A guria que me odiou o primário inteiro descobria que eu podia ser uma pessoa legal e me chamava para sentar no grupinho dela, ambição que não tive nem mesmo no primário quando todas as meninas se sentavam com suas lancheiras na escada e falavam em códigos, me isolando sempre como se eu fosse um nada.
-Não pensa que essas mentiras todas podem ser descobertas? – pressionava Adolfo com seu excesso de realidade
-Ninguém vai descobrir.
-Torça pra que seja mesmo assim porque senão o que era ruim ficará pior ainda.
-Se encrencou muito?
-Meu padrasto é cão que ladra e não morde.
Evidentemente, Adolfo jamais demonstraria fraqueza diante de uma garota, mas estava com olheiras. Quando ergueu um pouquinho o braço para coçar a sobrancelha, percebi uns cortes fininhos nos pulsos. Achei aquilo meio estranho e preferi não fazer nenhum comentário. Prolonguei a conversa caminhando com ele em volta da quadra.
-Você se encrencou muito? – perguntou com as mãos dentro dos bolsos da jaqueta
-Não tanto quanto pensei. – respondi caminhando cabisbaixa
-Não ta com raiva de mim, né? – perguntou informalmente até pensando que iria ouvir uma respostinha atravessada
-Nem teria por que. – admiti sem muito pensar
-Eu sei que você vai virar amiguinha da Cássia e ser como ela.
-Não vou, Adolfo. Não é da minha índole zoar os outros.
-A popularidade vai te mudar.
-Não vai.
-Tita, para de ser infantil.
-O que você quer que eu seja? – debochei
-Você sempre quis ser amiga dela e vai querer impressioná-la. É natural que seja assim, mas só acho, não precisa aceitar isso se não quiser, que você não precisa andar com a Cássia pra se sentir especial.
-Eu sei que não sou lá grande coisa. Sei que sou uma esquisita e essa pode ser a melhor oportunidade da minha vida.
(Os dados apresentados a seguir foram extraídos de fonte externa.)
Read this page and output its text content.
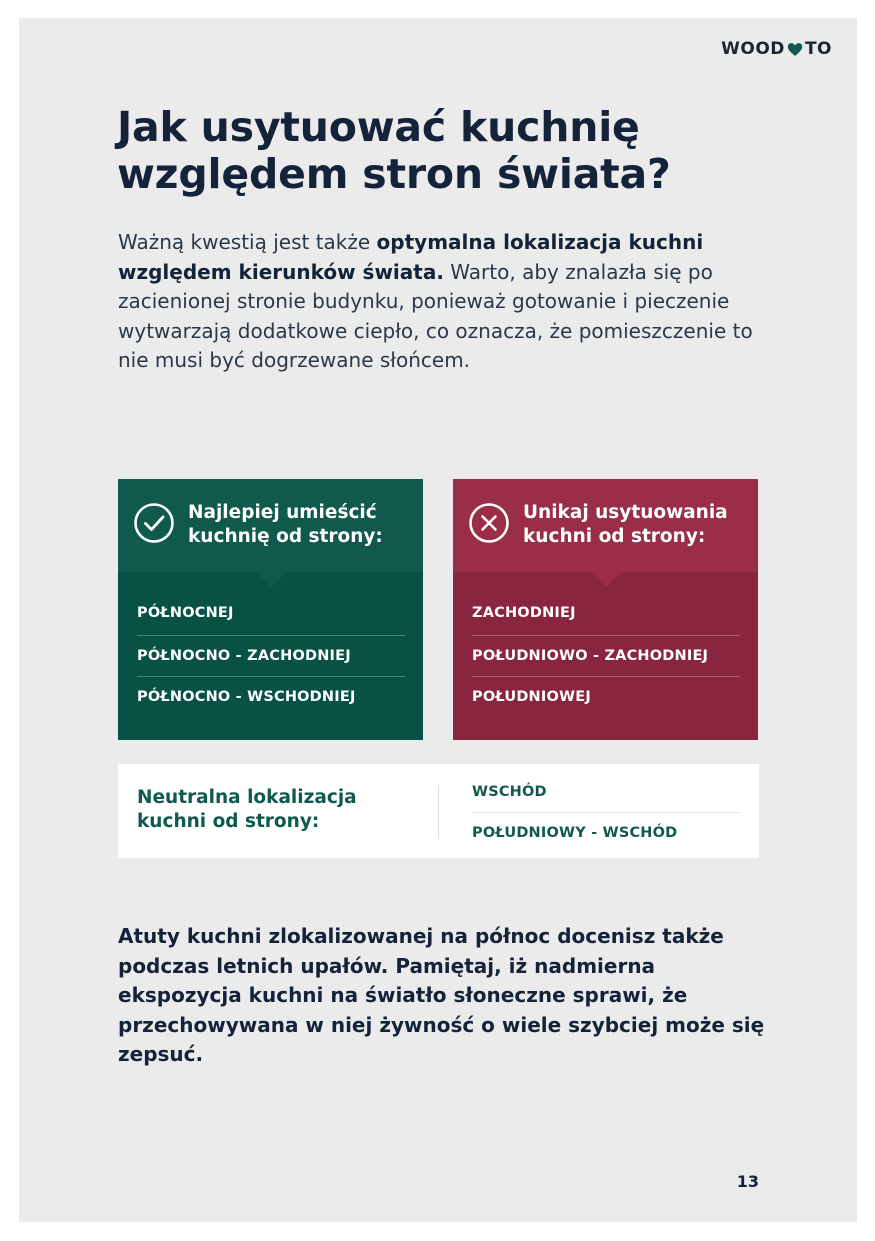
WOOD TO
Jak usytuować kuchnię względem stron świata?

Ważną kwestią jest także optymalna lokalizacja kuchni względem kierunków świata. Warto, aby znalazła się po zacienionej stronie budynku, ponieważ gotowanie i pieczenie wytwarzają dodatkowe ciepło, co oznacza, że pomieszczenie to nie musi być dogrzewane słońcem.

Najlepiej umieścić kuchnię od strony:
PÓŁNOCNEJ
PÓŁNOCNO - ZACHODNIEJ
PÓŁNOCNO - WSCHODNIEJ
Unikaj usytuowania kuchni od strony:
ZACHODNIEJ
POŁUDNIOWO - ZACHODNIEJ
POŁUDNIOWEJ
Neutralna lokalizacja kuchni od strony:
WSCHÓD
POŁUDNIOWY - WSCHÓD

Atuty kuchni zlokalizowanej na północ docenisz także podczas letnich upałów. Pamiętaj, iż nadmierna ekspozycja kuchni na światło słoneczne sprawi, że przechowywana w niej żywność o wiele szybciej może się zepsuć.

13
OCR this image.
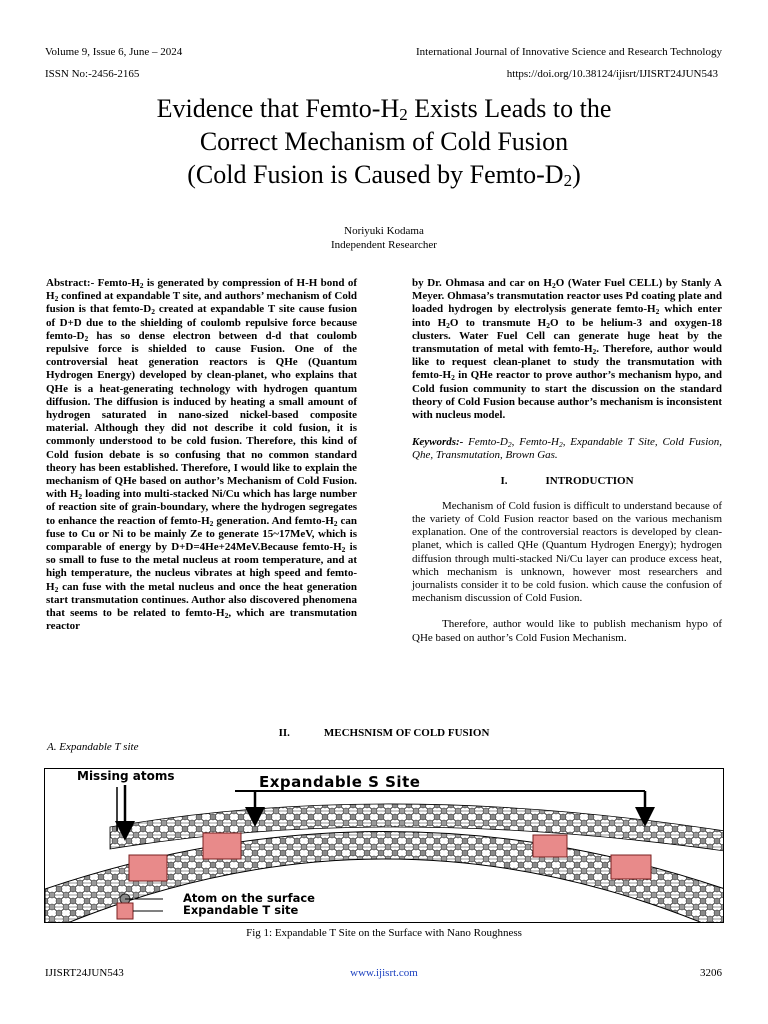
Volume 9, Issue 6, June – 2024	International Journal of Innovative Science and Research Technology
ISSN No:-2456-2165	https://doi.org/10.38124/ijisrt/IJISRT24JUN543
Evidence that Femto-$H_2$ Exists Leads to the
Correct Mechanism of Cold Fusion
(Cold Fusion is Caused by Femto-$D_2$)
Noriyuki Kodama
Independent Researcher

Abstract:- Femto-$H_2$ is generated by compression of H-H bond of $H_2$ confined at expandable T site, and authors’ mechanism of Cold fusion is that femto-$D_2$ created at expandable T site cause fusion of D+D due to the shielding of coulomb repulsive force because femto-$D_2$ has so dense electron between d-d that coulomb repulsive force is shielded to cause Fusion. One of the controversial heat generation reactors is QHe (Quantum Hydrogen Energy) developed by clean-planet, who explains that QHe is a heat-generating technology with hydrogen quantum diffusion. The diffusion is induced by heating a small amount of hydrogen saturated in nano-sized nickel-based composite material. Although they did not describe it cold fusion, it is commonly understood to be cold fusion. Therefore, this kind of Cold fusion debate is so confusing that no common standard theory has been established. Therefore, I would like to explain the mechanism of QHe based on author’s Mechanism of Cold Fusion. with $H_2$ loading into multi-stacked Ni/Cu which has large number of reaction site of grain-boundary, where the hydrogen segregates to enhance the reaction of femto-$H_2$ generation. And femto-$H_2$ can fuse to Cu or Ni to be mainly Ze to generate 15~17MeV, which is comparable of energy by D+D=4He+24MeV.Because femto-$H_2$ is so small to fuse to the metal nucleus at room temperature, and at high temperature, the nucleus vibrates at high speed and femto-$H_2$ can fuse with the metal nucleus and once the heat generation start transmutation continues. Author also discovered phenomena that seems to be related to femto-$H_2$, which are transmutation reactor

by Dr. Ohmasa and car on $H_2O$ (Water Fuel CELL) by Stanly A Meyer. Ohmasa’s transmutation reactor uses Pd coating plate and loaded hydrogen by electrolysis generate femto-$H_2$ which enter into $H_2O$ to transmute $H_2O$ to be helium-3 and oxygen-18 clusters. Water Fuel Cell can generate huge heat by the transmutation of metal with femto-$H_2$. Therefore, author would like to request clean-planet to study the transmutation with femto-$H_2$ in QHe reactor to prove author’s mechanism hypo, and Cold fusion community to start the discussion on the standard theory of Cold Fusion because author’s mechanism is inconsistent with nucleus model.

Keywords:- Femto-$D_2$, Femto-$H_2$, Expandable T Site, Cold Fusion, Qhe, Transmutation, Brown Gas.

I.	INTRODUCTION

Mechanism of Cold fusion is difficult to understand because of the variety of Cold Fusion reactor based on the various mechanism explanation. One of the controversial reactors is developed by clean-planet, which is called QHe (Quantum Hydrogen Energy); hydrogen diffusion through multi-stacked Ni/Cu layer can produce excess heat, which mechanism is unknown, however most researchers and journalists consider it to be cold fusion. which cause the confusion of mechanism discussion of Cold Fusion.

Therefore, author would like to publish mechanism hypo of QHe based on author’s Cold Fusion Mechanism.

II.	MECHSNISM OF COLD FUSION
A. Expandable T site
Missing atoms	Expandable S Site
Atom on the surface
Expandable T site
Fig 1: Expandable T Site on the Surface with Nano Roughness
IJISRT24JUN543	www.ijisrt.com	3206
Entende isso?
-Você sabe que é legal.
-Só você pra achar.
-A Aline também acha.
-Você é legal e eu me sinto uma idiota por dizer isso.
-Tente não agir como uma. – estendeu a mãozinha – Amigos?
-Amigos. – nos abraçamos e então Cássia cortou nosso barato
-Tira as mãos dela, gordinho idiota. – pegou em minha mão e caminhou comigo para me afastar de Adolfo – O que eu te disse, Tita? Ele é um otário.
-Não é não, Cássia. Dá uma chance a ele.
-Não é por nada, mas acho que você gosta dele.
-Eu não.
Adolfo era mais homem que qualquer garoto daquela classe. Ele me irritava às vezes, mas em outros momentos meu coração espremia ao vê-lo lanchar sozinho sem poder interagir com os outros meninos sem ser chamado de bola, viadinho, gordinho idiota, enfim, todos os ofensivos apelidos que uma pessoa com sobrepeso enfrenta.
Por que tanta crueldade? Nunca entendi o motivo de tanta aversão a Adolfo. Ele era legal de verdade e por mais que se mostrasse estável, intrinsecamente chorava.
Qualquer um que o observasse com mais atenção sabia que a comida era sua válvula de escape. Nada como o sabor das lágrimas.
Aos 11 é muito complicado tentar explicar o que só mesmo os anos e as cicatrizes sabem ensinar. A pré-aborrescente queria a amizade de quem não valia um cumprimento e o pior é que sempre assim, seja na minha escola ou não. Todos queremos impressionar idiotas e terminamos como eles.
Estar no grupo de Cássia atenuou um dos problemas e até a relação com mamãe estabilizou-se por algum tempo.
-To gostando de ver que está concordando comigo.
-Até que o colégio não é tão ruim assim.
-E a menina parou de te atentar?
-Somos amigas agora. – respondi sorrindo de orgulho
-Lembra que eu te disse que com uma conversa tudo se resolvia?
Deveria, sobretudo, me lembrar de que nada disso seria possível sem Aline.